Redação
O presidente da Câmara dos Deputados, Arthur Lira (PP), voltou a dizer que as emendas de relator não são orçamento secreto. Para o alagoano, os R$ 16 bilhões empenhados nesse tipo de despesa é um valor ainda insuficiente para a demanda de investimentos necessária no Brasil.
“Carimbar as emendas de relator como orçamento secreto é, no mínimo, uma insensatez. Era secreto antes de 2019. Mas agora foi votado no Congresso Nacional por todos os partidos. Isso foi discutido e já foi aprimorado. Hoje em dia, todas as emendas são cadastradas em um site público. Se isso é secreto, não sei então o que é aberto. Falamos de R$ 16 bilhões achando que é muito”, disse Lira ao OGlobo.
“O Brasil tem pouco investimento. Estamos aqui com R$ 3 trilhões (do Orçamento) brigando por R$ 16 bilhões. Não que seja pouco, porque R$ 16 bilhões é muito mesmo, mas ainda é insuficiente para as demandas do Brasil. O orçamento secreto continua secreto, porque o Congresso respondeu ao Supremo Tribunal Federal que não tinha condições de prestar todas as informações dos autores das emendas”, completou.

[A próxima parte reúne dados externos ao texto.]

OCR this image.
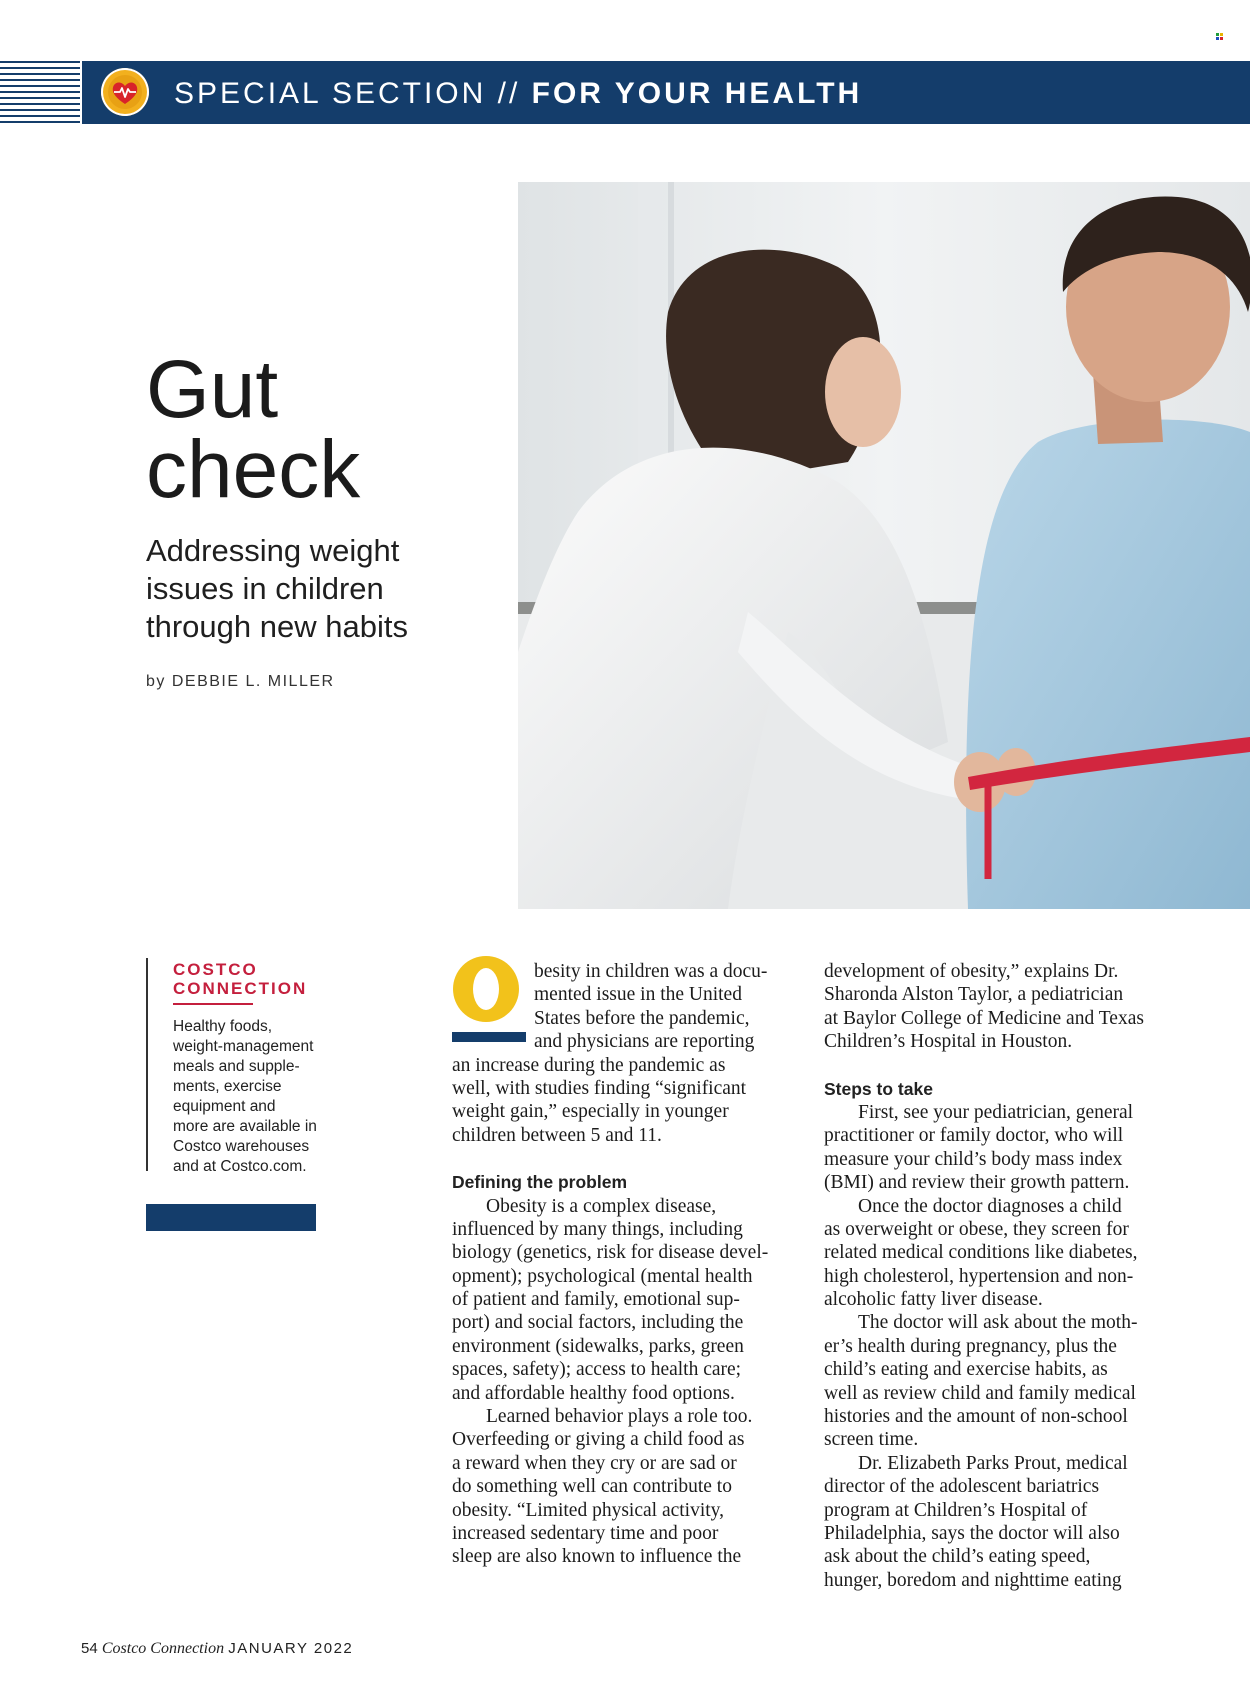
SPECIAL SECTION // FOR YOUR HEALTH
Gut
check
Addressing weight
issues in children
through new habits
by DEBBIE L. MILLER
COSTCO
CONNECTION
Healthy foods,
weight-management
meals and supple-
ments, exercise
equipment and
more are available in
Costco warehouses
and at Costco.com.
besity in children was a docu-
mented issue in the United
States before the pandemic,
and physicians are reporting
an increase during the pandemic as
well, with studies finding “significant
weight gain,” especially in younger
children between 5 and 11.
Defining the problem
Obesity is a complex disease,
influenced by many things, including
biology (genetics, risk for disease devel-
opment); psychological (mental health
of patient and family, emotional sup-
port) and social factors, including the
environment (sidewalks, parks, green
spaces, safety); access to health care;
and affordable healthy food options.
Learned behavior plays a role too.
Overfeeding or giving a child food as
a reward when they cry or are sad or
do something well can contribute to
obesity. “Limited physical activity,
increased sedentary time and poor
sleep are also known to influence the
development of obesity,” explains Dr.
Sharonda Alston Taylor, a pediatrician
at Baylor College of Medicine and Texas
Children’s Hospital in Houston.
Steps to take
First, see your pediatrician, general
practitioner or family doctor, who will
measure your child’s body mass index
(BMI) and review their growth pattern.
Once the doctor diagnoses a child
as overweight or obese, they screen for
related medical conditions like diabetes,
high cholesterol, hypertension and non-
alcoholic fatty liver disease.
The doctor will ask about the moth-
er’s health during pregnancy, plus the
child’s eating and exercise habits, as
well as review child and family medical
histories and the amount of non-school
screen time.
Dr. Elizabeth Parks Prout, medical
director of the adolescent bariatrics
program at Children’s Hospital of
Philadelphia, says the doctor will also
ask about the child’s eating speed,
hunger, boredom and nighttime eating
54 Costco Connection JANUARY 2022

Ao jornal, Arthur Lira também disse que a autoria das emendas dá para ser vista nas redes sociais, já que cada parlamentar divulga as atividades de entregas e serviços. Sobre a fala do presidente Jair Bolsonaro, que disse que as emendas servem para acalmar o Congresso, o alagoano comentou: “O Congresso sempre foi calmo. Nunca vi o Congresso nervoso nessa situação.”
O deputado ainda foi questionado acerca das denúncias envolvendo a má gestão dos repasses dos recursos do Fundo Nacional de Desenvolvimento da Educação (FNDE).
“Por enquanto, o que estamos vendo é o seguinte: o problema das obras inacabadas. Não é só um problema do FNDE, da Educação. É preciso ver quantas obras inacabadas em habitação ficaram do governo anterior. O grande problema do nosso país é uma gestão descontinuada. Quando analisa o FNDE, com as escolas inacabadas, é muito fácil chegar ao exemplo para ter uma escola fake. Está errado. Agora, é um erro administrativo. O que tem que ficar atento é até onde isso é realmente um ato ímprobo ou um erro que possa ser corrigido. Faltou gestão no MEC ou no ministério? É de ser avaliado. Se tiver errado, corrigimos”, afirmou Lira.